National Beef Quality audits prove that Canadian beef is pretty darn good.
But they also show that producers could be putting more money in their wallets by reducing defects that show up at the packing plant, says Mark Klassen, director of technical services with the Canadian Cattlemen’s Association.
The last audit, conducted in 2010-11, found that quality defects added up to $61.80 per head.
“It’s a significant loss of money. Ultimately these costs impact the entire supply chain, but it’s often producers in particular,” said Klassen.
A new audit is currently underway and full results won’t be ready until next year, but Klassen shared some early findings at the recent Canadian Beef Industry Conference. The news is both good and bad.
Horns are one source of economic loss, but the new audit found 90 per cent of cattle are polled compared to 88 per cent the last audit.
However, 79 per cent of the carcasses had manure and mud on the hide — which is called tag — compared to 74 per cent in 2010-11. Removing tag can damage the hide and there are food-safety concerns.
“The research is a bit controversial, but some people say that having excess tag can increase the risk of contamination,” said Klassen.
Liver damage is another issue. A liver is worth about $10 to a packer and liver problems can affect an animal’s growth and the quality of the carcass.
“Eighteen per cent of livers that we looked at had significant abscesses,” said Klassen, noting that’s up sharply from the 10 per cent incidence in the last beef quality audit.
“It’s not an easy issue to address, but it does have consequences, especially at the packing side,” he said.
Injection site lesions show up in two ways — on the surface, and then inside the steak itself. About five per cent of carcasses had visible injection site lesions compared to two per cent in the 2010-11 audit.
There was also a slight increase (13 per cent versus 12 per cent) in the use of brands.
“When the hide has a brand on it, obviously, you don’t want that on your leather jacket or your car seat, so that area has to be removed,” said Klassen.
Lenders often request producers use brands to identify their animals, but “as we all know, that management practice is considered an animal welfare issue by some people,” he added.
Bruises are another significant issue and can lead to a lot of trimming. Thirty-six per cent of cattle had bruises. Most were minor, which is one way that auditors can measure progress on animal welfare issues, said Klassen.

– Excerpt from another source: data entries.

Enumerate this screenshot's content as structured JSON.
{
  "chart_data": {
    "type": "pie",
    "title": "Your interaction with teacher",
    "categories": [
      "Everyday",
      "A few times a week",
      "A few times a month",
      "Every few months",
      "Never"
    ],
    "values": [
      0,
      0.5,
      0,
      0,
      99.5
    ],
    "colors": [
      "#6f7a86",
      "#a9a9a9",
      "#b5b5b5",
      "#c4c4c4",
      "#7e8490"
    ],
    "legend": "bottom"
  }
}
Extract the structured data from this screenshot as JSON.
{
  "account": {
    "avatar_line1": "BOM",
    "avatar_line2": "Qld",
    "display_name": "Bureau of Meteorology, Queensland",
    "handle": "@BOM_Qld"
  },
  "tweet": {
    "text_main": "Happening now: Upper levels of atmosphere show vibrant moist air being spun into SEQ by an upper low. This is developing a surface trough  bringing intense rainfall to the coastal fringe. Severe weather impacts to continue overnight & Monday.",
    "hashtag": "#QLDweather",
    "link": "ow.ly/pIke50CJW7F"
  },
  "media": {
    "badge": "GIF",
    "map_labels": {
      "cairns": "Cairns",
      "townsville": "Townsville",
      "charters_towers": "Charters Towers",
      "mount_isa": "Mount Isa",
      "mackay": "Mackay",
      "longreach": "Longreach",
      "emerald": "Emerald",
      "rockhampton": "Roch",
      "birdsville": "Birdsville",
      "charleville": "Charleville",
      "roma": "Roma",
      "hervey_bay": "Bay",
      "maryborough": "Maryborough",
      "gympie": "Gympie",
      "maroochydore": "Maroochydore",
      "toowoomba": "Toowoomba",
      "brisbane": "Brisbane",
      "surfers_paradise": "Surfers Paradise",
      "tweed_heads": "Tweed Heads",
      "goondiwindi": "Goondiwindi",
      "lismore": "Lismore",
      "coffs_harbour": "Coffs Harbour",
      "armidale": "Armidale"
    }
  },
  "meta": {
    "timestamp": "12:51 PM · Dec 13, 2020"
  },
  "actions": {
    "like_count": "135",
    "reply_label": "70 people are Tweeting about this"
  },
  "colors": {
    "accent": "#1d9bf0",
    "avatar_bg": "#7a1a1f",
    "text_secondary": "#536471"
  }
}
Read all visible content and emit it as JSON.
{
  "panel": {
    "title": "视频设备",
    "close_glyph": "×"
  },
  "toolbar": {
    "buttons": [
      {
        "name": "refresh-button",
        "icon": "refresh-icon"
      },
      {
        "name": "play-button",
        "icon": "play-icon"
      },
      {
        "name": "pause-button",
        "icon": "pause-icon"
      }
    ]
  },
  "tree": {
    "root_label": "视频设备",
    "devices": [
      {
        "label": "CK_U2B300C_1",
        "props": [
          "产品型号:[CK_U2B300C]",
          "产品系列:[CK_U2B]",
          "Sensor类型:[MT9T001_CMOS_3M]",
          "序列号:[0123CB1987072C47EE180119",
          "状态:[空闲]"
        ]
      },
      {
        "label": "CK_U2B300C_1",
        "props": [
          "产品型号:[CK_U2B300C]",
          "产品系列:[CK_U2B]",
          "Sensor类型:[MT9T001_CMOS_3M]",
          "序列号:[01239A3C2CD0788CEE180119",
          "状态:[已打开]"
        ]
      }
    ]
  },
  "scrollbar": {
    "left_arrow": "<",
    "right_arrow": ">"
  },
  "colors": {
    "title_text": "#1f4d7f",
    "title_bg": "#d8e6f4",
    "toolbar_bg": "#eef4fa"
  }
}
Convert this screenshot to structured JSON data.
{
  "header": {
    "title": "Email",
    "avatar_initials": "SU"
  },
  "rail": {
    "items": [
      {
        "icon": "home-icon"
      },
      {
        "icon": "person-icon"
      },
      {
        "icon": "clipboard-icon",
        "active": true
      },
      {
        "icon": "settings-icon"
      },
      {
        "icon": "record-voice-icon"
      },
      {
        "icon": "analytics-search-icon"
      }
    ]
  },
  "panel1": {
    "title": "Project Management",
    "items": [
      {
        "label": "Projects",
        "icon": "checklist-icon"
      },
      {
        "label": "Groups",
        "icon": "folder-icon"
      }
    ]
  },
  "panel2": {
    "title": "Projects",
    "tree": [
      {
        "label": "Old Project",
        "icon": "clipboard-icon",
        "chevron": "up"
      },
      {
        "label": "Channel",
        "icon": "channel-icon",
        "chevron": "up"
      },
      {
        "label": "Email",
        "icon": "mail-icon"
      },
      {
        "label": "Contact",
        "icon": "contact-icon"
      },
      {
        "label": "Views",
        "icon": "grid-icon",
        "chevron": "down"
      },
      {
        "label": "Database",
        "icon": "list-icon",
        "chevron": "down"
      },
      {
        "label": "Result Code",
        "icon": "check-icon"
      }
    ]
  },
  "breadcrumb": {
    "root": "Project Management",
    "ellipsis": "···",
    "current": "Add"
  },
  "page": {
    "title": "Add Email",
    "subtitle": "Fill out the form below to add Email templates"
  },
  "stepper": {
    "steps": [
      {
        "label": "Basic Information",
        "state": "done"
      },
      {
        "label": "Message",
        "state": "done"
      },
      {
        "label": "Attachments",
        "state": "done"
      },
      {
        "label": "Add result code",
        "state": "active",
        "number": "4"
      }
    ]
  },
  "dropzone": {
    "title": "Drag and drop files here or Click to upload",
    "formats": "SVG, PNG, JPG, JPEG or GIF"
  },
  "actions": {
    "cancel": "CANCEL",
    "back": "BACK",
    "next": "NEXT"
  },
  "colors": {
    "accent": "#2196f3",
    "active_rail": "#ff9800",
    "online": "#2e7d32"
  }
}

Given the high price of beef, reducing quality problems may be the best way for producers to make more money, he said.
“It’s probably not going to be as easy to increase the average retail beef prices, especially when chicken is more affordable,” he said.
Klassen also highlighted carcass weights in his presentation, pointing to Canfax data that shows they have been rising by about eight pounds annually.
“At this point and in years past, we do tend to be heavier than the U.S. — particularly for the last three years, by about 22 to 77 pounds,” said Klassen.
“This increase in weights has helped us maintain our beef production, while recognizing that we have fewer animals,” he said. “It’s been essential, but how long it can continue is really in question.”